Gregory found out Friday that an old friend, a childhood neighbor of his wife's, lost a grandchild to the gunman. Many of the deaths have rippled in the same way through networks of kinships and friendships.

Dobbin waves across the lane to Robert Ross, grandfather of one of the slain children, 5-year-old Joanna Ross.

"I walked with her every day to that school, every day right up to the last," Ross says to Dobbin. On Wednesday, he gave her two Life Savers mints. Now he holds a third mint in his palm - the one he had planned to give the pretty blond girl Wednesday after class.

Joanna's parents - Pamela, a banker, and Ken, an electrician - remain in their George Street home, a few doors down from another the home of another victim, 6-year-old Brett McKinnon.

"They'll never understand. I'll never understand," Ross says, staring vacantly at the road. A neighbor passing by with her own small girl in tow offers her hand, then an embrace and peck on the cheek.

Some see the attack as a consequence of a society made brutal and callous by media violence.

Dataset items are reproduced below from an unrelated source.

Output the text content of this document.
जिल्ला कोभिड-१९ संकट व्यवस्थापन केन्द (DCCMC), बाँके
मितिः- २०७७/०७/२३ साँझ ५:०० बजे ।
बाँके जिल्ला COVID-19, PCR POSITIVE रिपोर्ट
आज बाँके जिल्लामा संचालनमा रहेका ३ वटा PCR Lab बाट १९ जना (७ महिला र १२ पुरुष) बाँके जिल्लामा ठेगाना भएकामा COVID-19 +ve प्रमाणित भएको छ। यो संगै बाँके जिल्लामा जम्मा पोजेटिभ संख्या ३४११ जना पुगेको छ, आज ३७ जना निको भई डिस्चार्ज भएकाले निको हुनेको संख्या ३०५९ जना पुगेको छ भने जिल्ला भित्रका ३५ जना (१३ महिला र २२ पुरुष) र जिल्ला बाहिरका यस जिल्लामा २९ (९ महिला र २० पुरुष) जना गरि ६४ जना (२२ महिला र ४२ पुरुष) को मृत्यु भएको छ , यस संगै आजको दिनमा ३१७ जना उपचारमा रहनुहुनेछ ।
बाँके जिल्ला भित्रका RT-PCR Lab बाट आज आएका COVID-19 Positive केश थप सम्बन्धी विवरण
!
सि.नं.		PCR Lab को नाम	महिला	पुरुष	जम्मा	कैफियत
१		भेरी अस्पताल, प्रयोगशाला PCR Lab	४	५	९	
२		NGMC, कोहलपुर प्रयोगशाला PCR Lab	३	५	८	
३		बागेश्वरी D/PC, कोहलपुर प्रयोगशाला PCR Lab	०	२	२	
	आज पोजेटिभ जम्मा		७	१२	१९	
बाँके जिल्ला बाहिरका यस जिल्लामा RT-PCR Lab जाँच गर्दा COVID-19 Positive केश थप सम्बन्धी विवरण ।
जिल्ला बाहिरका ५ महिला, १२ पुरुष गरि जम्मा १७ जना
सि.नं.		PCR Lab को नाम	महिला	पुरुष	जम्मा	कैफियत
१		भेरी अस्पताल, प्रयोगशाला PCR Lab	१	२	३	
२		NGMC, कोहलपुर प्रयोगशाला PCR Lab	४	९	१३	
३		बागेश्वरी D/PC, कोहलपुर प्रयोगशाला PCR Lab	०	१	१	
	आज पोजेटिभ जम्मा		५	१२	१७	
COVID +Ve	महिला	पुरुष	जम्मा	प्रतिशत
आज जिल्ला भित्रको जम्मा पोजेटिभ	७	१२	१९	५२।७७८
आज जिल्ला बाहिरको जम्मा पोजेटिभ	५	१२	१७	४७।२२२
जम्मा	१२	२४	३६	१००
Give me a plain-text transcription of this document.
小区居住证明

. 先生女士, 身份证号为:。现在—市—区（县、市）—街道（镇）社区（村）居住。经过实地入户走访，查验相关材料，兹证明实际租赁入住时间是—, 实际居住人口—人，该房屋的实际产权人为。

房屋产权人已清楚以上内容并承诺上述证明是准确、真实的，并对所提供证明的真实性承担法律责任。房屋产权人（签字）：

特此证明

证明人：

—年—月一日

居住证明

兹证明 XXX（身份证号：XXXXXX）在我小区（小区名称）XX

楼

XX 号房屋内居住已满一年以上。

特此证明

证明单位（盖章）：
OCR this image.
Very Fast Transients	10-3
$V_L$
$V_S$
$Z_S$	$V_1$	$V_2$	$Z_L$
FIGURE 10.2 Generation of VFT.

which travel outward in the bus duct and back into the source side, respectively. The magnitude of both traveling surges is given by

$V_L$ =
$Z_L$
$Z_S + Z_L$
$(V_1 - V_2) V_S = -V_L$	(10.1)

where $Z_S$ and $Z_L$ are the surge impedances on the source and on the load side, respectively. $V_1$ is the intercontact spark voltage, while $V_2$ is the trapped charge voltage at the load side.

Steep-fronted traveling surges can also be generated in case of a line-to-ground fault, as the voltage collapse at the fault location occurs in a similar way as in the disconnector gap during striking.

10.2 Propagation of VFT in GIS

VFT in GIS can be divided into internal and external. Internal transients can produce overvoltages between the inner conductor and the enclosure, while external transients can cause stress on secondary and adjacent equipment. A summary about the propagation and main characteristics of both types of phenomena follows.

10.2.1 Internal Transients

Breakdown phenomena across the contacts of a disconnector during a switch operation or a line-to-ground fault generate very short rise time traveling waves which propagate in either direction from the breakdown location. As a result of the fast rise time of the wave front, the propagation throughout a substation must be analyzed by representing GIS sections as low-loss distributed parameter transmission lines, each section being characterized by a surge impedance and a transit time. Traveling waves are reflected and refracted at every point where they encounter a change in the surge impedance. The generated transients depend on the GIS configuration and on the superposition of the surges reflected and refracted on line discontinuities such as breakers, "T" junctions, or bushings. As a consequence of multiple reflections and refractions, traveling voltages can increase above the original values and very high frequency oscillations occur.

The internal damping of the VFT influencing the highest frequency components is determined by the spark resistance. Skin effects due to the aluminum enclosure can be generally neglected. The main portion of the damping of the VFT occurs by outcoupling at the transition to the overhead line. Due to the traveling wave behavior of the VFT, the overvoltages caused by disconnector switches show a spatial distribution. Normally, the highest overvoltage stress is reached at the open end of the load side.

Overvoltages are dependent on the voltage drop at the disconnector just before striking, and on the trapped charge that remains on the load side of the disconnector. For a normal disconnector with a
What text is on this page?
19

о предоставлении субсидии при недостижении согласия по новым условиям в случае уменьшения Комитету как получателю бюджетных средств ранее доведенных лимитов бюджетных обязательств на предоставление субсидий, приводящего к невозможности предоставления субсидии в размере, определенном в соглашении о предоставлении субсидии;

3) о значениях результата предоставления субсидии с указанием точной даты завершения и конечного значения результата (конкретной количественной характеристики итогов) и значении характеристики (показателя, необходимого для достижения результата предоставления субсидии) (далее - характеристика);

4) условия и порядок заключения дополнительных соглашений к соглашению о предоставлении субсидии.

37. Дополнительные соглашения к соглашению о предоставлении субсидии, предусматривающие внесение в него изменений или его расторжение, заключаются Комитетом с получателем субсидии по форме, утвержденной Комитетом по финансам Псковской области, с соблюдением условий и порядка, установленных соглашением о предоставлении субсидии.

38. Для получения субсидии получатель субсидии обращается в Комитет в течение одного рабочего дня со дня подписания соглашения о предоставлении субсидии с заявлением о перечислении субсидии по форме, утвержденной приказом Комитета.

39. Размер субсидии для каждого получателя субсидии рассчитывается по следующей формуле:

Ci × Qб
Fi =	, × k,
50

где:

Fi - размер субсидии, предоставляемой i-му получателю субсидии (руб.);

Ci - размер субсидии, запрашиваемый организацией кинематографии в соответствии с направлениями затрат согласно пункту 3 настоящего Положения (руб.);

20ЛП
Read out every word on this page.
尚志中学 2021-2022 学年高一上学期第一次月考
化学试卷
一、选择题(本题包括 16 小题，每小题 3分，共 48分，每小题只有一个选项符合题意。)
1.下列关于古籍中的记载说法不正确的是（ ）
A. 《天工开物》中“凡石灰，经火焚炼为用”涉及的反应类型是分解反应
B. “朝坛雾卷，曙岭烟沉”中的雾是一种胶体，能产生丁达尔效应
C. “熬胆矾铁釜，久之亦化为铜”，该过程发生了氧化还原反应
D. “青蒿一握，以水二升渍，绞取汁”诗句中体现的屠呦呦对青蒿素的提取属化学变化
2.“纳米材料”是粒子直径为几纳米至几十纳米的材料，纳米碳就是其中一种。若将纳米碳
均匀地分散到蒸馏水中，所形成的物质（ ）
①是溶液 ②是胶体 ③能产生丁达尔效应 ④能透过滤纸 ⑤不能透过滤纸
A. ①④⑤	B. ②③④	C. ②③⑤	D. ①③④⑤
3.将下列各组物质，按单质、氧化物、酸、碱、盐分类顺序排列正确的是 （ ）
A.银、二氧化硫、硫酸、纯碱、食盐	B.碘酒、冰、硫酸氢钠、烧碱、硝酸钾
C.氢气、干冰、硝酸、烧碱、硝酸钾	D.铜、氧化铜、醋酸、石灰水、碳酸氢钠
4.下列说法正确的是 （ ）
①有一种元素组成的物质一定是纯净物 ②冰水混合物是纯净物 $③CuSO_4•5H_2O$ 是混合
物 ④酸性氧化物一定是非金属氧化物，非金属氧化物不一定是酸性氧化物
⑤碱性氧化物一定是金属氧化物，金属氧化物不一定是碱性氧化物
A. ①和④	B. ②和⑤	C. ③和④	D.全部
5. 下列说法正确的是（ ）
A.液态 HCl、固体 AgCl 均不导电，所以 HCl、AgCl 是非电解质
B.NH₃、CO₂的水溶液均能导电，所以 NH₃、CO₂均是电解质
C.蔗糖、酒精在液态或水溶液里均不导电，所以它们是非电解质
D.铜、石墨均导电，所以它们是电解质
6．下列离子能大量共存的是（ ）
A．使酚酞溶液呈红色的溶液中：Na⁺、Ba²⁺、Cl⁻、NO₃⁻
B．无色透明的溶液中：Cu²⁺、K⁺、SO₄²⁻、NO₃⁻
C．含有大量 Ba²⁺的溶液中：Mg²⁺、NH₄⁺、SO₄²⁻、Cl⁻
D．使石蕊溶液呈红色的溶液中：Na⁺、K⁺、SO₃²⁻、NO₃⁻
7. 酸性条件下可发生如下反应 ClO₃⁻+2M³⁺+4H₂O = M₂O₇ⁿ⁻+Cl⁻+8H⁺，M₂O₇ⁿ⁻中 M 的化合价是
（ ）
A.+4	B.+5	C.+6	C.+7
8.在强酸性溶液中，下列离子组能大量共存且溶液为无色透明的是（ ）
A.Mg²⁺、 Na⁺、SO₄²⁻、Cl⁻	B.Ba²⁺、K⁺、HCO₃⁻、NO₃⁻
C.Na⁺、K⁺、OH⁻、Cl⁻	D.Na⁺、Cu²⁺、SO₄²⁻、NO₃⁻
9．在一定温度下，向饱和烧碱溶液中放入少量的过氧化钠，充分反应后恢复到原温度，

"The children of today need support, and they face indifference, now blind hatred," says Dawn Smith, 23, a nursery school assistant who had cared for five of the dead children.

"They were all beautiful wee things. Some of the youngest at the school who survived thought the gunfire came from Power Rangers or Ninja Turtles or superheroes. They didn't know until the end how black the real world can be."

Others cast the killings in apocalyptic terms.

"This could happen anywhere you live," says Alison Downie, who had returned to her childhood town just last month "because of all the good memories."

"I believe in God and the Bible, and where it says the end of the world is nigh. If you read your Book of Revelation, what happened here starts to make sense."

Downie, who attended the school in the 1980s, now works in Dunblane's brand-new supermarket, with the "parent with child" parking spaces up front. Psychologists came to counsel the supermarket staff Friday.

Before Wednesday's massacre, Downie says, the worst thing that ever happened in Dunblane was a car break-in. Now it is the scene of Britain's worst mass murder in modern history, made all the more reprehensible by the youth of its victims.

"Adults can defend themselves somewhat. These innocent wee wains, I can just imagine them facing the mad gunman, raising their hands up and crying in terror," says Helen Norris, the mother of a 5-year-old boy who traveled from the nearby town of Cumbernauld to offer flowers and her son's teddy bear.